24 Mar 2018  |   05:44am IST

Whose opinion influenced then CM Parsekar to renew leases, the state wants to know

While the Goa Foundation has made the then Mines and Chief  Minister Laxmikant Parsekar, former Mines Secretary Pawan Kumar Sain and Mines Director Prasanna Acharya as respondents for the illegal grant of mining leases, in violation of the Supreme Court judgment and provisions of the Mines and Minerals (Development and Regulation) Act (MMDR), in a Lokayukta complaint, it is high time that all the legal opinions, affidavits and submissions made during the period before the renewal of leases are placed on record. While the executive head of the state, Mr Laxmikant Parsekar, will have to face any such complaint, due to the ‘bucks stops here principle’, it is critical to evaluate the legal advice he received and went by.

During a perusal of legal documents and submissions and recent statements and media reports, there are two interesting facts that need to be flagged. In his affidavit in submission to the petition moved by one of the mining leases, mines Director Prasanna Acharya made a detailed and comprehensive submission on why leases should not be renewed. Acharya went on to state that that a decision to renew would go against the Supreme Court judgment linked to the Shah Commission report. Importantly, Acharya, spoke for the state when he said that in all matters, the MMDR act must be the basis.

Now let us hold this thought for moment while we look at this. After the Supreme Court judgment of February 7 2018, cancelling the renewal of 88 leases, the former Advocate General and now Additional Solicitor General stated that as the state’s Advocate General, he had recommended that these controversial leases be auctioned, and not renewed.

The Chief Minister of the state when this recommendation would have been made was Mr Laxmikant Parsekar. Speaking to a national economic paper, Mr Parsekar said on Thursday, that this was not a time to embarrass the government. “All I can tell you is what I wrote on those files. It is, ‘In view of the above opinions, you are directed to pass the appropriate orders’. Had I overruled these opinions, suggested something else, you could have said it was a decision I took.”

Let’s carefully process this. Mr Parsekar is saying that he asked appropriate orders to be passed, (which is to renew leases), based on legal opinion. Hence he indicated clearly that the opinion given to him was that leases should be renewed.

He further told the Economic paper “A CM is advised by the Chief Secretary, the Advocate General, and in this case, Mines Secretary and Director of Mines, it is their job to tell the government what is the right decision. And I have not overruled anybody’s opinion”.

So we have a piquant situation where the former Advocate General, stated after the Feb 7 judgment that head all along maintained that leases should be auctioned while the then Chief Minister, Parsekar says he went by the opinion o the AG, Mines director and Director Mines and renewed the leases, meaning therefore that the opinion, including legal opinion was to renew.
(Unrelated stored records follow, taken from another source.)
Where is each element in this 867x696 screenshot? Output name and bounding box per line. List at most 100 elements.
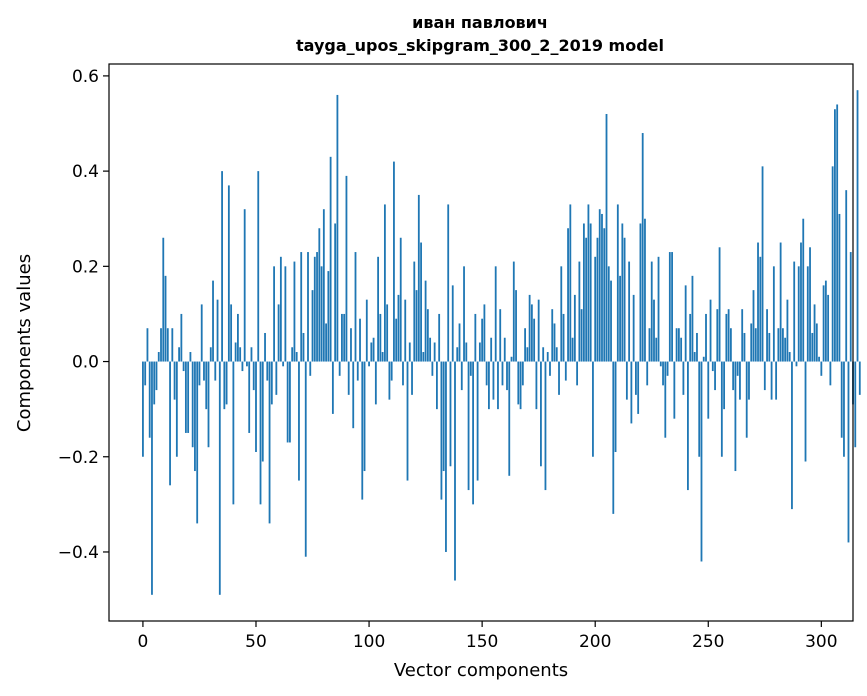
bar-74 [309,361,312,376]
bar-132 [440,361,443,500]
bar-187 [564,361,567,381]
x-tick-label: 250 [692,632,724,652]
bar-284 [784,337,787,362]
bar-307 [836,104,839,362]
bar-226 [653,299,655,362]
bar-75 [311,290,314,362]
bar-20 [187,361,190,433]
bar-39 [230,304,233,362]
bar-64 [286,361,289,443]
bar-5 [153,361,156,405]
bar-114 [399,237,402,362]
bar-31 [212,280,214,362]
bar-81 [325,323,327,362]
bar-99 [365,299,368,362]
bar-25 [198,361,201,386]
bar-53 [261,361,264,462]
bar-221 [641,133,644,362]
bar-186 [562,313,565,362]
bar-200 [594,256,597,362]
bar-77 [316,252,318,362]
bar-317 [858,361,861,395]
bar-286 [788,352,791,362]
bar-103 [374,361,377,405]
bar-278 [770,361,773,400]
bar-115 [402,361,404,386]
bar-62 [282,361,285,367]
bar-167 [519,361,522,410]
bar-127 [429,337,432,362]
bar-95 [356,361,359,381]
x-tick-label: 100 [353,632,385,652]
y-tick-label: −0.2 [58,448,99,468]
bar-305 [831,166,834,362]
bar-241 [687,361,689,491]
bar-160 [503,337,506,362]
bar-257 [723,361,726,410]
bar-227 [655,337,658,362]
bar-192 [576,361,579,386]
bar-43 [239,347,242,362]
bar-14 [173,361,176,400]
bar-212 [621,223,624,362]
bar-80 [322,209,325,362]
bar-231 [664,361,667,438]
bar-229 [659,361,662,367]
bar-260 [729,328,732,362]
bar-70 [300,252,303,362]
bar-111 [393,161,395,362]
bar-97 [361,361,364,500]
bar-224 [648,328,651,362]
bar-175 [537,299,540,362]
bar-59 [275,361,278,395]
bar-251 [709,299,712,362]
bar-28 [205,361,208,410]
bar-219 [637,361,640,414]
bar-157 [497,361,499,410]
bar-108 [386,304,389,362]
bar-250 [707,361,710,419]
bar-215 [628,261,631,362]
bar-12 [169,361,171,486]
bar-158 [499,309,502,362]
bar-261 [732,361,735,391]
bar-40 [232,361,235,505]
x-tick-label: 0 [138,632,149,652]
bar-166 [517,361,520,405]
y-tick-label: 0.2 [72,257,99,277]
bar-238 [680,337,683,362]
bar-190 [571,337,574,362]
bar-246 [698,361,701,457]
bar-71 [302,332,305,362]
bar-73 [307,252,309,362]
bar-147 [474,313,477,362]
bar-315 [854,361,857,448]
bar-198 [589,223,592,362]
bar-311 [845,190,848,362]
bar-170 [526,347,529,362]
bar-258 [725,313,728,362]
bar-266 [743,332,746,362]
bar-254 [716,309,719,362]
bar-154 [490,337,493,362]
bar-255 [718,247,721,362]
bar-269 [750,323,753,362]
bar-1 [144,361,147,386]
bar-287 [791,361,793,510]
bar-133 [442,361,445,472]
bar-47 [248,361,251,433]
bar-0 [142,361,144,457]
bar-272 [757,242,759,362]
bar-308 [838,213,841,362]
bar-275 [763,361,766,391]
bar-294 [806,266,809,362]
bar-69 [298,361,300,481]
bar-279 [772,266,775,362]
bar-184 [558,361,560,395]
bar-262 [734,361,737,472]
bar-217 [632,294,635,362]
bar-277 [768,332,771,362]
bar-116 [404,299,407,362]
bar-288 [793,261,796,362]
bar-29 [207,361,210,448]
The Mines Director’s position that leases should not be renewed is clearly on record in his affidavit in submission in one of the petitions filed by a lease holder for renewal.

Between November 5 2014 and Jan 12, 2015, the government had renewed  88 lapsed leases inst,ead of granting them afresh, as it had been directed to do by the Supreme Court on April 21, 2014. Within a week of January 5, 2015, when it became public that the Centre was changing mining laws to make auction mandatory, the Goa government had “granted a second renewal to 25 mining leases and to make matters worse, a second renewal was granted to 31 mining leases on 12th January, 2015 the day the Ordinance came into force ....”

Thus it is mandatory that the opinions including all the legal opinions at different stages be examined thoroughly to ascertain who in positions of decision making, had categorically influenced the then Chief Minister to take a decision to renew all leases when the High Court order on lease renewals merely stated that leases from which stamp duty had been taken (28 in number) should be renewed and decision should be taken by the state for the rest.

This is something that the people of Goa must know as it is a decision which has been severely criticized by the Apex Court and brought the state government’s decision making to shame and disrepute.